Les affaires générales d’un pays n’occupent que les principaux citoyens. Ceux-là ne se rassemblent que de loin en loin dans les mêmes lieux ; et, comme il arrive souvent qu’ensuite ils se perdent de vue, il ne s’établit pas entre eux de liens durables. Mais quand il s’agit de faire régler les affaires particulières d’un canton par les hommes qui l’habitent, les mêmes individus sont toujours en contact, et ils sont en quelque sorte forcés de se connaître et de se complaire.
On tire difficilement un homme de lui-même pour l’intéresser à la destinée de tout l’État, parce qu’il comprend mal l’influence que la destinée de l’État peut exercer sur son sort. Mais faut-il faire passer un chemin au bout de son domaine, il verra d’un premier coup d’oeil qu’il se rencontre un rapport entre cette petite affaire publique et ses plus grandes affaires privées, et il découvrira, sans qu’on le lui montre, le lien étroit qui unit ici l’intérêt particulier à l’intérêt général.

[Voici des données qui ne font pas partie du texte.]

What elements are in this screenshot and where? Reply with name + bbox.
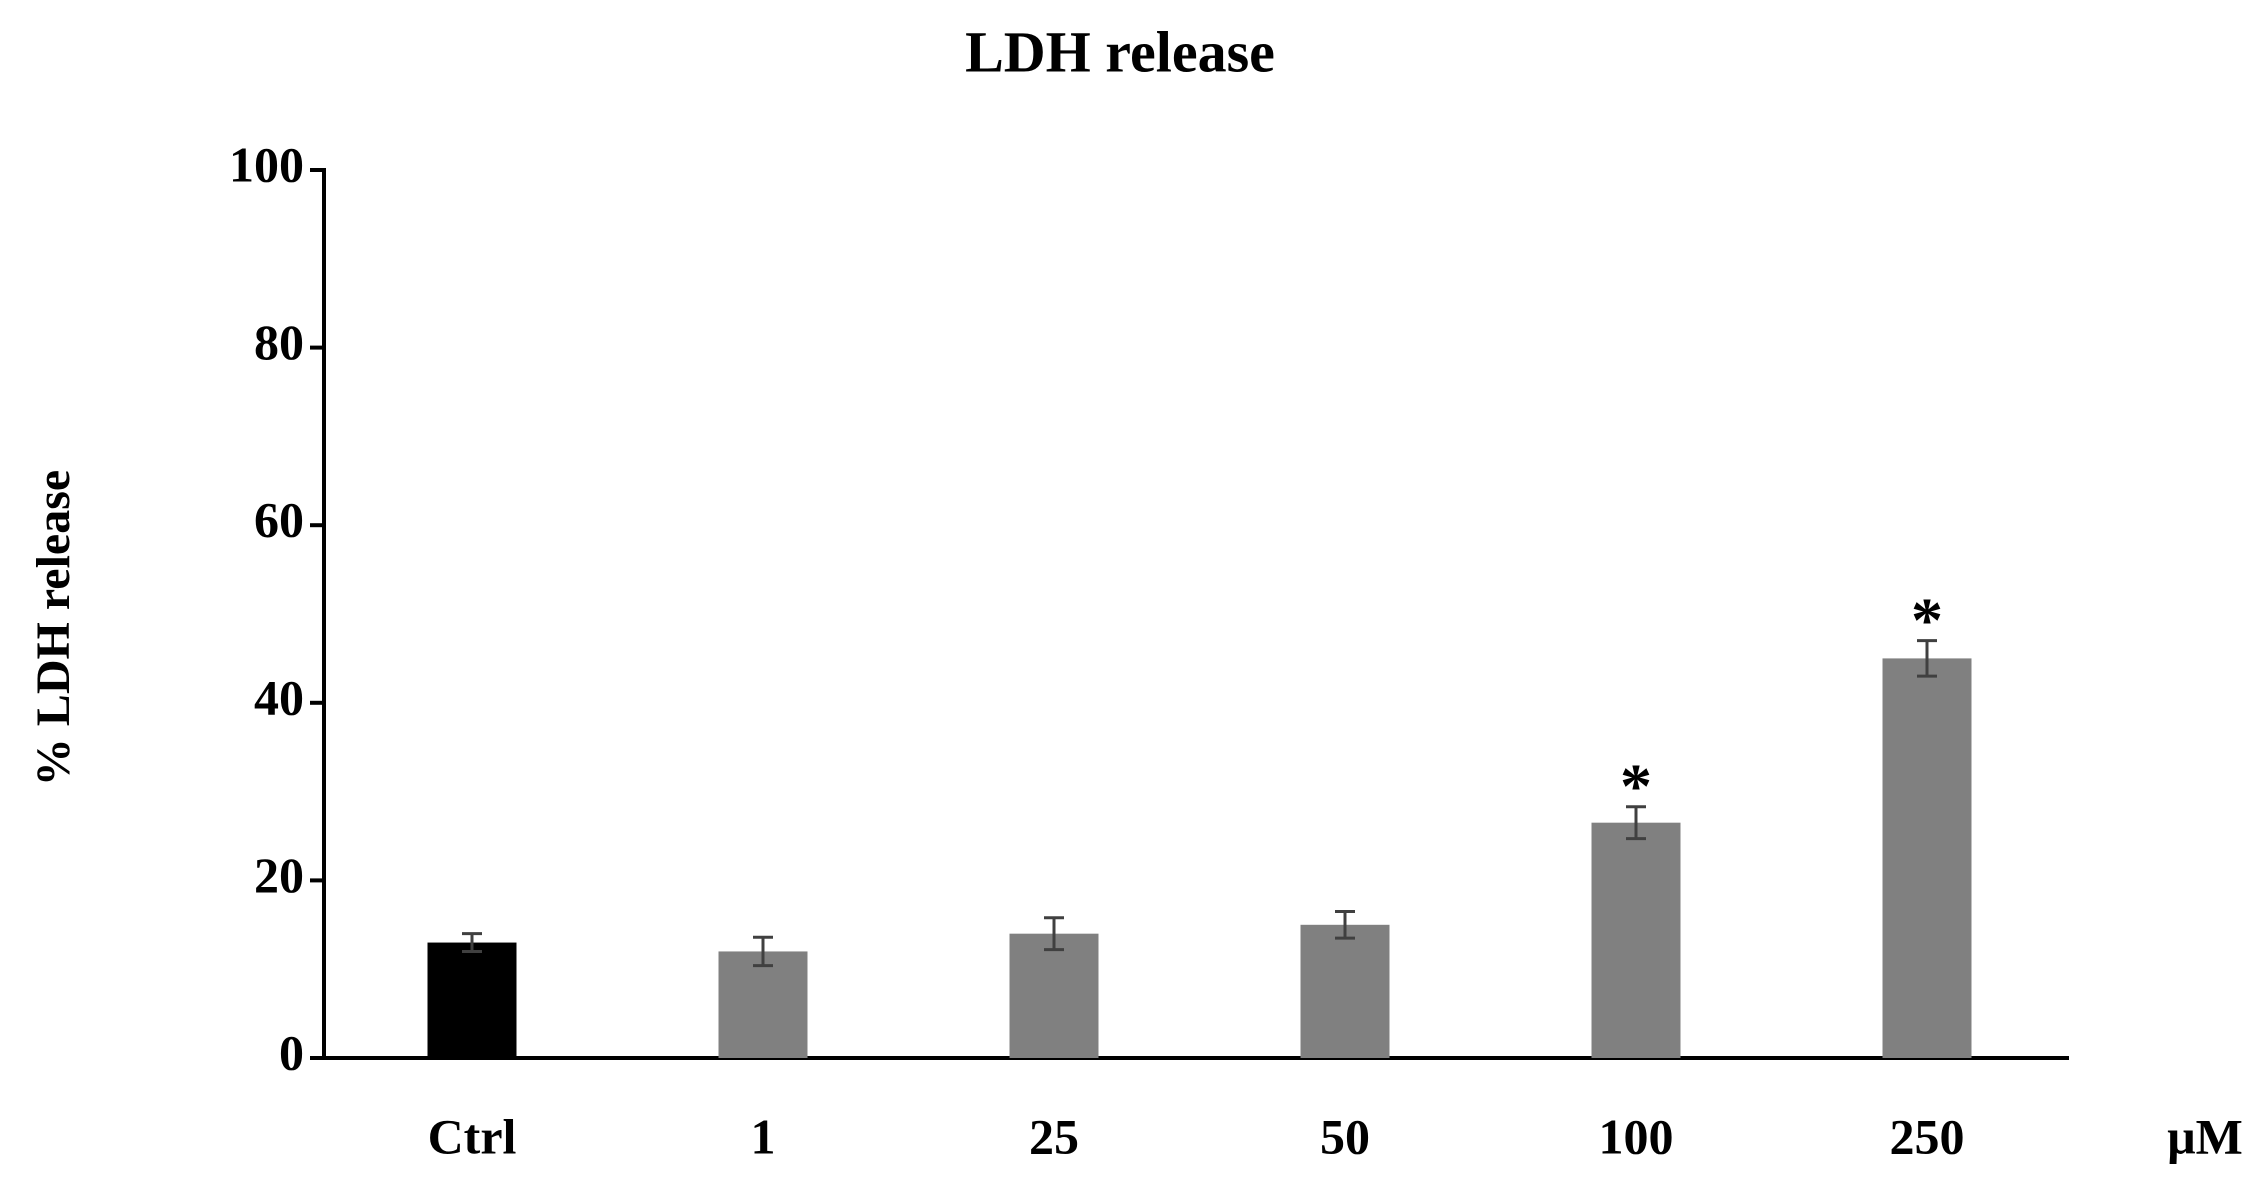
error-bar — [1335, 909, 1355, 940]
bar — [427, 942, 517, 1058]
y-tick-label: 80 — [254, 314, 304, 370]
bar — [718, 951, 808, 1058]
x-tick-label: 1 — [751, 1108, 776, 1164]
error-bar — [1044, 916, 1064, 952]
bar — [1591, 822, 1681, 1058]
y-axis-label: % LDH release — [27, 470, 80, 786]
error-bar — [1626, 805, 1646, 841]
y-tick-label: 40 — [254, 669, 304, 725]
y-tick-label: 0 — [279, 1024, 304, 1080]
y-tick-label: 100 — [229, 136, 304, 192]
error-bar — [1917, 639, 1937, 678]
x-tick-label: Ctrl — [428, 1108, 517, 1164]
x-tick-label: 25 — [1029, 1108, 1079, 1164]
y-tick-label: 60 — [254, 492, 304, 548]
x-axis-label: μM — [2167, 1108, 2243, 1164]
bar — [1009, 933, 1099, 1058]
error-bar — [753, 935, 773, 968]
bar — [1882, 658, 1972, 1058]
x-tick-label: 100 — [1599, 1108, 1674, 1164]
x-tick-label: 250 — [1890, 1108, 1965, 1164]
error-bar — [462, 932, 482, 953]
y-tick-label: 20 — [254, 847, 304, 903]
significance-mark: * — [1620, 750, 1652, 821]
x-tick-label: 50 — [1320, 1108, 1370, 1164]
significance-mark: * — [1911, 584, 1943, 655]
bar — [1300, 924, 1390, 1058]
chart-title: LDH release — [965, 19, 1275, 84]
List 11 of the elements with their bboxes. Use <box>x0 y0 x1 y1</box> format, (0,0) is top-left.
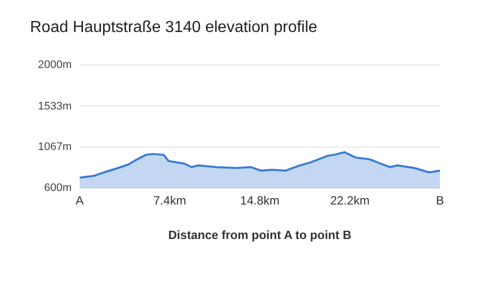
x-tick-label: B <box>436 194 444 208</box>
x-tick-label: 7.4km <box>153 194 186 208</box>
y-tick-label: 2000m <box>38 59 72 72</box>
x-axis-title: Distance from point A to point B <box>168 228 352 242</box>
x-tick-label: A <box>76 194 84 208</box>
x-tick-label: 22.2km <box>330 194 370 208</box>
chart-title: Road Hauptstraße 3140 elevation profile <box>30 19 318 36</box>
y-tick-label: 1067m <box>38 141 72 154</box>
y-tick-label: 1533m <box>38 100 72 112</box>
x-tick-label: 14.8km <box>240 194 280 208</box>
y-tick-label: 600m <box>44 182 72 194</box>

C’est donc en chargeant les citoyens de l’administration des petites affaires, bien plus qu’en leur livrant le gouvernement des grandes, qu’on les intéresse au bien public et qu’on leur fait voir le besoin qu’ils ont sans cesse les uns des autres pour le produire. On peut, par une action d’éclat, captiver tout à coup la faveur d’un peuple ; mais, pour gagner l’amour et le respect de la population qui vous entoure, il faut une longue succession de petits services rendus, de bons offices obscurs, une habitude constante de bienveillance et une réputation bien établie de désintéressement.
Les libertés locales, qui font qu’un grand nombre de citoyens mettent du prix à l’affection de leurs voisins et de leurs proches, ramènent donc sans cesse les hommes les uns vers les autres, en dépit des instincts qui les séparent, et les forcent à s’entraider.